Joseph D Lewandowski
Urban Studies
As a youth coming of age in the industrial city of Milwaukee, Wisconsin, during the social and political upheavals of the late 1970's and early 80's, Lewandowski was exposed to the structural inequalities and ethno-racial segregation that continue to plague many American cities. He experienced firsthand Milwaukee's attempts at school desegregation and concomitant collapse of that city's working-class industrial economy.

It was during this time that he took up the sport of boxing. The lessons learned from the gym and the urban milieu of that era continue to inform his teaching and research in the areas of urban studies and the philosophy of sport.
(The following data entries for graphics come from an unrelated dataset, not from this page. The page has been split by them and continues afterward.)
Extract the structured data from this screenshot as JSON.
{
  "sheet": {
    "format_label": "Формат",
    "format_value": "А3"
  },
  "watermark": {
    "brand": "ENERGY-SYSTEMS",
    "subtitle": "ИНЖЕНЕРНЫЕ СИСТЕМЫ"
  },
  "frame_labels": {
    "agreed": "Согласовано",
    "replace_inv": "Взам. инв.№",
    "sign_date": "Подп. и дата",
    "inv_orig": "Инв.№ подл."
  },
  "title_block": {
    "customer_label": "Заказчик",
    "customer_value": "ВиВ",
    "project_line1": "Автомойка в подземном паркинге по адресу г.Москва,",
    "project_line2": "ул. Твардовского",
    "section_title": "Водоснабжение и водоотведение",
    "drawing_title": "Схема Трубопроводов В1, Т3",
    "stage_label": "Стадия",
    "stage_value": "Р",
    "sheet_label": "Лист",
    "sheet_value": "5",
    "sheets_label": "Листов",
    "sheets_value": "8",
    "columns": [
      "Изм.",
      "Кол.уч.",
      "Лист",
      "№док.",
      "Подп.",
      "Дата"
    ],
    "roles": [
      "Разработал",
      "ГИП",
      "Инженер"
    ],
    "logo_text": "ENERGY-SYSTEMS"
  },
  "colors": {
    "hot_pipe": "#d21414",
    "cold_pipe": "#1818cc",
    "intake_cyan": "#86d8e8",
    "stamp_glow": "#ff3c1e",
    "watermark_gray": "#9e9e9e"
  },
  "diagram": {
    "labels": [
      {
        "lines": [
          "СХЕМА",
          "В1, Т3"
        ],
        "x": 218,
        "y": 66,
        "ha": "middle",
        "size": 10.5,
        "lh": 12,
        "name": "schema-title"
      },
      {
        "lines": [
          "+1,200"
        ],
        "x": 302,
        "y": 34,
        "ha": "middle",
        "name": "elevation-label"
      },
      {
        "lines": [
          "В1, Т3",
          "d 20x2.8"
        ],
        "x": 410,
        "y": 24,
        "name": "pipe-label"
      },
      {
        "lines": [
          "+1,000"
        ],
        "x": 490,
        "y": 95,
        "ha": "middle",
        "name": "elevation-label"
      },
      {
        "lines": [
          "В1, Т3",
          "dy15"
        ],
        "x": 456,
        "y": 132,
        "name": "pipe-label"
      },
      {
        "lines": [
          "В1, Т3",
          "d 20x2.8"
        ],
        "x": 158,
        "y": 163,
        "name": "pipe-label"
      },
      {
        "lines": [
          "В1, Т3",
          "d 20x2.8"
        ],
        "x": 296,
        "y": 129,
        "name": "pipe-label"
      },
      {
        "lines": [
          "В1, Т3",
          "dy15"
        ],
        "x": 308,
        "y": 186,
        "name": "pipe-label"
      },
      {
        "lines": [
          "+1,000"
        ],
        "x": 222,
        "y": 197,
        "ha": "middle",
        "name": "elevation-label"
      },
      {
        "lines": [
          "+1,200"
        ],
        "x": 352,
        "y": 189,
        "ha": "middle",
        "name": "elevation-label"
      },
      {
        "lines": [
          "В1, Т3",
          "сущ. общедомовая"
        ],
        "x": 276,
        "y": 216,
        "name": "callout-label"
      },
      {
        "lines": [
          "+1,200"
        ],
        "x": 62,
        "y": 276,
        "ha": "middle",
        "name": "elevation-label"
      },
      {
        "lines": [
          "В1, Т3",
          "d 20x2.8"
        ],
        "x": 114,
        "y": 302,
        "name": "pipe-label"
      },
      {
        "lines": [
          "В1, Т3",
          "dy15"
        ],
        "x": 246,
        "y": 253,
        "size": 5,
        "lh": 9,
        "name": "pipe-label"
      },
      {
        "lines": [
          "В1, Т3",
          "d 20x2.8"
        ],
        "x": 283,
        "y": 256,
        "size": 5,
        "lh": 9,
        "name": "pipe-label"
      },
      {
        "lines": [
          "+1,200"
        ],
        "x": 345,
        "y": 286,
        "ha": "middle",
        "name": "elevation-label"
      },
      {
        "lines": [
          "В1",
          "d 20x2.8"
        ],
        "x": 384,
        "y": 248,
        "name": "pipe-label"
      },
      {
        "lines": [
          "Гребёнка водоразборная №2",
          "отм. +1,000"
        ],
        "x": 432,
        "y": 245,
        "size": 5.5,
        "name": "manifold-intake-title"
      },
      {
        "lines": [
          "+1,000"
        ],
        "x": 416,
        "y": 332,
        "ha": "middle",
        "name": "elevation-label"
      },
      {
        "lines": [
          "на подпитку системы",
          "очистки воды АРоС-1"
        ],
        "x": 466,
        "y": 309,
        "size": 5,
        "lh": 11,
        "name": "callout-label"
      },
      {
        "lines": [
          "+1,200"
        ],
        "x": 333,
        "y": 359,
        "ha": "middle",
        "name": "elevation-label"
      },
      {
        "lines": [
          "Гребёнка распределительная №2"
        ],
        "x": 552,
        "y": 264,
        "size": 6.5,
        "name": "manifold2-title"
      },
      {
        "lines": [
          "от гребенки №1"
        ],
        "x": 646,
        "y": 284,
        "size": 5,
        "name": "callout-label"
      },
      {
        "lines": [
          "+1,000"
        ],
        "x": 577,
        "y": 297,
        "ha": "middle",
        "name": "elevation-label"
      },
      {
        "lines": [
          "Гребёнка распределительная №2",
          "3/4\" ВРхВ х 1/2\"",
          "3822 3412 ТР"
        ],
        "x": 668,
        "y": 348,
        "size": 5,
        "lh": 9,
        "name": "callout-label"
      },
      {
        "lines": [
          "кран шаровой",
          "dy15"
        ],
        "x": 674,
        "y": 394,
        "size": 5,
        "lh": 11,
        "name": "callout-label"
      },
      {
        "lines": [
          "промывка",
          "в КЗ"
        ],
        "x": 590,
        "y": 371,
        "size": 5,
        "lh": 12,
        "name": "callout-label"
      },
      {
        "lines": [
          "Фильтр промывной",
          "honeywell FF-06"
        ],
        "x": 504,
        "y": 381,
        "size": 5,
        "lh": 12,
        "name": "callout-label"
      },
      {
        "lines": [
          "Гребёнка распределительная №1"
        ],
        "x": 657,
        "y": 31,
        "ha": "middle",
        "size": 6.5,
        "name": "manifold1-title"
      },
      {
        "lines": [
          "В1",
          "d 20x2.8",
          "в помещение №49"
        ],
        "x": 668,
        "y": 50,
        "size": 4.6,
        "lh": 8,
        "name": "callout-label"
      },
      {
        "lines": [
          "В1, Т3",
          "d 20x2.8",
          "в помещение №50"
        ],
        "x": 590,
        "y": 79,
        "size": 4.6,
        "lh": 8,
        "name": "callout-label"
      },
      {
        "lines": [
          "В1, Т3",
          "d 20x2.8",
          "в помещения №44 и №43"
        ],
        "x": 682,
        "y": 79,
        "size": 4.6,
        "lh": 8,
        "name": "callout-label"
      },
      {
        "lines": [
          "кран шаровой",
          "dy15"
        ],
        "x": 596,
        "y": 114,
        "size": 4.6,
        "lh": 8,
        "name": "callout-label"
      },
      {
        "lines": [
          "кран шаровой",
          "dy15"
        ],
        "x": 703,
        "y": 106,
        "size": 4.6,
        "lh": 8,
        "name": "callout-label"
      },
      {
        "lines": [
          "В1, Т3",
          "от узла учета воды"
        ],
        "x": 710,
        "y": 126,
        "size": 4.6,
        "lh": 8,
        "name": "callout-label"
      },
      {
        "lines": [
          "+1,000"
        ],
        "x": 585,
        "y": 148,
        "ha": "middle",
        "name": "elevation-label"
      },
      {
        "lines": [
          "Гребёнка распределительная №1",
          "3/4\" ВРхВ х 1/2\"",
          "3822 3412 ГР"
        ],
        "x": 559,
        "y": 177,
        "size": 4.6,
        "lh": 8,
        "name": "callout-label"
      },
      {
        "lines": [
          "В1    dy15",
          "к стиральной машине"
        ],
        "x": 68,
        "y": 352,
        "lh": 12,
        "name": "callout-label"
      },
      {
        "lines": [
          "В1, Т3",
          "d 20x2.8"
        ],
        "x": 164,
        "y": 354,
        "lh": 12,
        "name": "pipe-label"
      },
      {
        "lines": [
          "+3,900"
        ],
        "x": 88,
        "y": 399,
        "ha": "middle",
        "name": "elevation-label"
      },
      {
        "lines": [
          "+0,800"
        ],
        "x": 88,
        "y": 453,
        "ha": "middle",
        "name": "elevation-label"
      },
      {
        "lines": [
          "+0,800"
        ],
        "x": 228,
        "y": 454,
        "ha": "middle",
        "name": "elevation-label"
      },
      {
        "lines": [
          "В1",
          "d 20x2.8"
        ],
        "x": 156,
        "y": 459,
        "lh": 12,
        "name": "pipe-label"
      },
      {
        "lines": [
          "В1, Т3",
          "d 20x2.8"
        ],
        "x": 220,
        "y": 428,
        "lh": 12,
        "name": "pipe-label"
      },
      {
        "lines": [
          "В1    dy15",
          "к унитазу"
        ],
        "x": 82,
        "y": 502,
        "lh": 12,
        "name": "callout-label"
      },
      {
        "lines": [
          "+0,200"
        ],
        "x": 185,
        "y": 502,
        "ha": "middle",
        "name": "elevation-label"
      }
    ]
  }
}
Lewandowski offers a set of personal reflections on the significance of his own story in an invited Martin Luther King Jr. Day Keynote lecture entitled, "How a Dream Was Built," presented at Troost Elementary School in Kansas City.

Lewandowski ultimately returned to a local Kansas City boxing gym, aptly called Authentic Boxing, where he trained and conducted research for several years.

He has published work on urban social capital. And the intersection of his personal experiences, boxing, and analysis of urban culture forms the basis of Lewandowski's recent book on boxing and teaching devoted to street cultures in the US.

In a discussion of 'boxer cool' Lewandowski explores the complex relationship between boxing and urban culture.